If you’ve been keeping up with the Arab Spring you’ll know that on February 14, 2011, a revolution began in Bahrain. In late February and March, thousands of people converged upon Pearl Roundabout (quick explanation of what that is?) in an attempt to reclaim their government from King Hamad, a regent whose family has run Bahrain for oh, about 230 years. The educated reader will know that Bahrain’s revolution has been nicknamed “The Forgotten Revolution*” because, well—let’s face it, do YOU know anything about Bahrain? And honestly, before heading over to Bahrain, neither did I.

I went under the impression the revolution was largely over and the situation on the ground was fairly peaceful. My loving parents worried for my safety until I quelled their fears with a poolside photo of myself reading Mindy Kaling’s Is Everyone Hanging Out Without Me at my boutique hotel. (This is real, people.) It wasn’t until a day later, standing face to face with about fifty riot police, (Imperial Stormtroopers?) that I understood the revolution was not over at all. It wasn’t until I threw myself in front of a stranger’s five-year-old child (in what can only be described as a futile attempt to protect them) that I realized how ridiculous (serious? immediate? extreme?) the situation at hand really was. If the riot police, now surrounding us wanted to shoot, there was no way for me to protect myself OR this child.

I looked over at my Bahraini BFF, Zainab AlKhawaja, (more famously known as @AngryArabiya**) and was struck by how unafraid she looked. She was completely unfazed. In fact, everyone except me seemed to be unafraid. The crowd began to chant “Down with Hamad! Down with Hamad!” as the riot police marched closer to us. Nabeel Rajab, a prominent human rights leader, calmed the crowd and encouraged them to keep quiet in order to protect the children. The brave people around me showed no fear as we were herded into the front yard of a mosque.
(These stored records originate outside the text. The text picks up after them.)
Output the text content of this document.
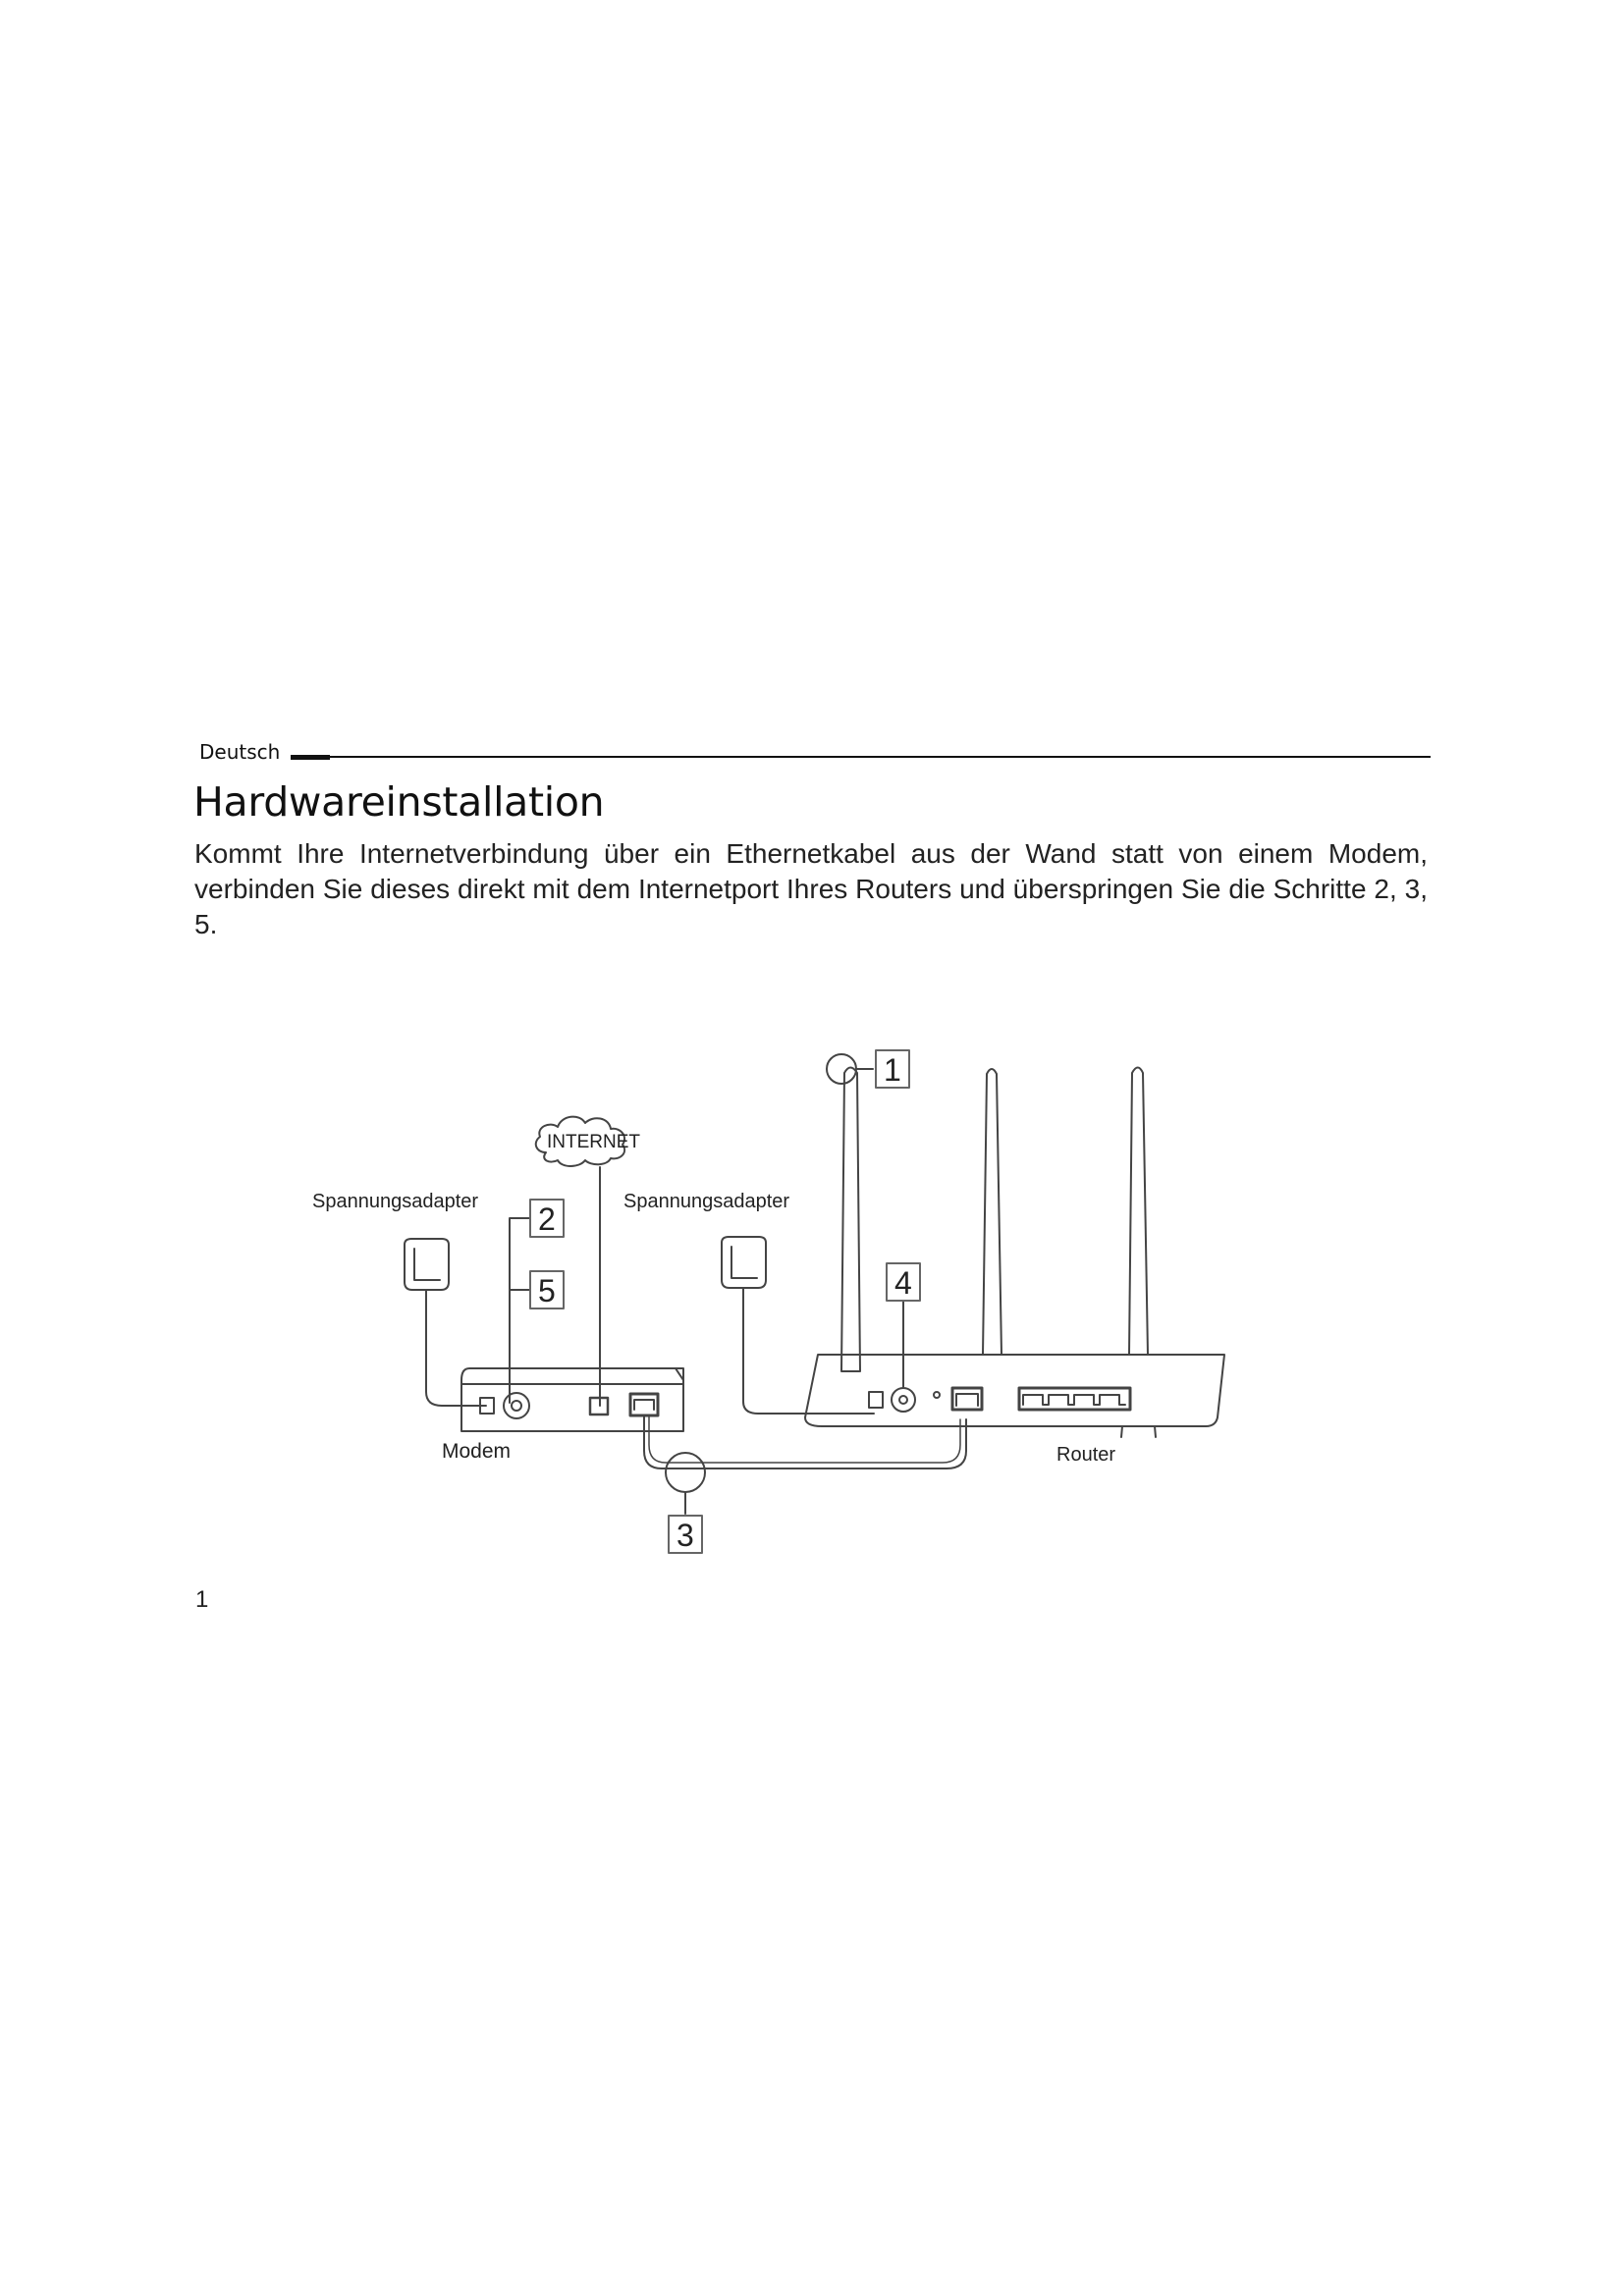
Deutsch
Hardwareinstallation

Kommt Ihre Internetverbindung über ein Ethernetkabel aus der Wand statt von einem Modem, verbinden Sie dieses direkt mit dem Internetport Ihres Routers und überspringen Sie die Schritte 2, 3, 5.

INTERNET
Spannungsadapter	Spannungsadapter
Modem	Router
1
2
5	4
3
1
Within minutes, the crowd cooled down and someone was passing out bite-size pizzas and tea. It was totally unreal.

This is life in Bahrain. This is what people deal with DAILY.

In my naivety, I looked over at Zainab and asked her what the hell had just happened. She coolly explained that in Bahrain, an unapproved gathering of more than five people is illegal. (A restriction on the right to assemble eerily similar to Professor Umbridge’s ban on gatherings of more than three students at Hogwarts.)
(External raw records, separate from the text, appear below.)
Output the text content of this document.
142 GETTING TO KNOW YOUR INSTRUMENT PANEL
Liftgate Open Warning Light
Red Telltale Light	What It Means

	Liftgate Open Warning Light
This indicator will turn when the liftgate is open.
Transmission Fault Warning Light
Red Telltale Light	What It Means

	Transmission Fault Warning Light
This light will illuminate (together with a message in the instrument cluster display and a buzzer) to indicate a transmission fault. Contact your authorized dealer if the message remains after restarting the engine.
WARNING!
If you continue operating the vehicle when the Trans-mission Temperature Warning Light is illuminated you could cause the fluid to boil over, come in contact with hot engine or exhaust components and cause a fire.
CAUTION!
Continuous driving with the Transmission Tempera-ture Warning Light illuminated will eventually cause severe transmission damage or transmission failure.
A few days and a few riot police confrontations later, I went with Zainab, Nabeel and a man named Sayed Yousef to the village of Dih in order to pay our respects to the family of an 18-year-old who was beaten to death by the police. Before going into the family’s home, we stopped for a cigarette. There wasn’t a soul on the street and since there were only four of us, we weren’t “illegally gathering.” Yet, for some inexplicable reason, tear gas was shot into the village. Canister after canister fell to the ground and within minutes the village was submerged in a blanket of thick tear gas. Why was this happening? These people were being punished and they hadn’t done anything! “Life’s not fair!” Nabeel said to me as we hopped in our car and drove down the street, leaving the cloud of tear-gas behind.

The family was happy to see us. They were gracious with our condolences and open with their emotions. Nabeel praised their son’s efforts in the fight for freedom and assured them that history would remember his death as an honorable one. The father, sisters, brothers, aunts and cousins all teared up remembering the young man. The mother, however, did not. I cannot forget her face. This woman looked straight ahead with eyes filled with a rage that can only come from grave injustice; a rage I hope never to feel. This was the second son she had lost to the Bahraini revolution, this was the second son she had lost to the so-called “Forgotten Revolution” and none of our condolences could bring her son back.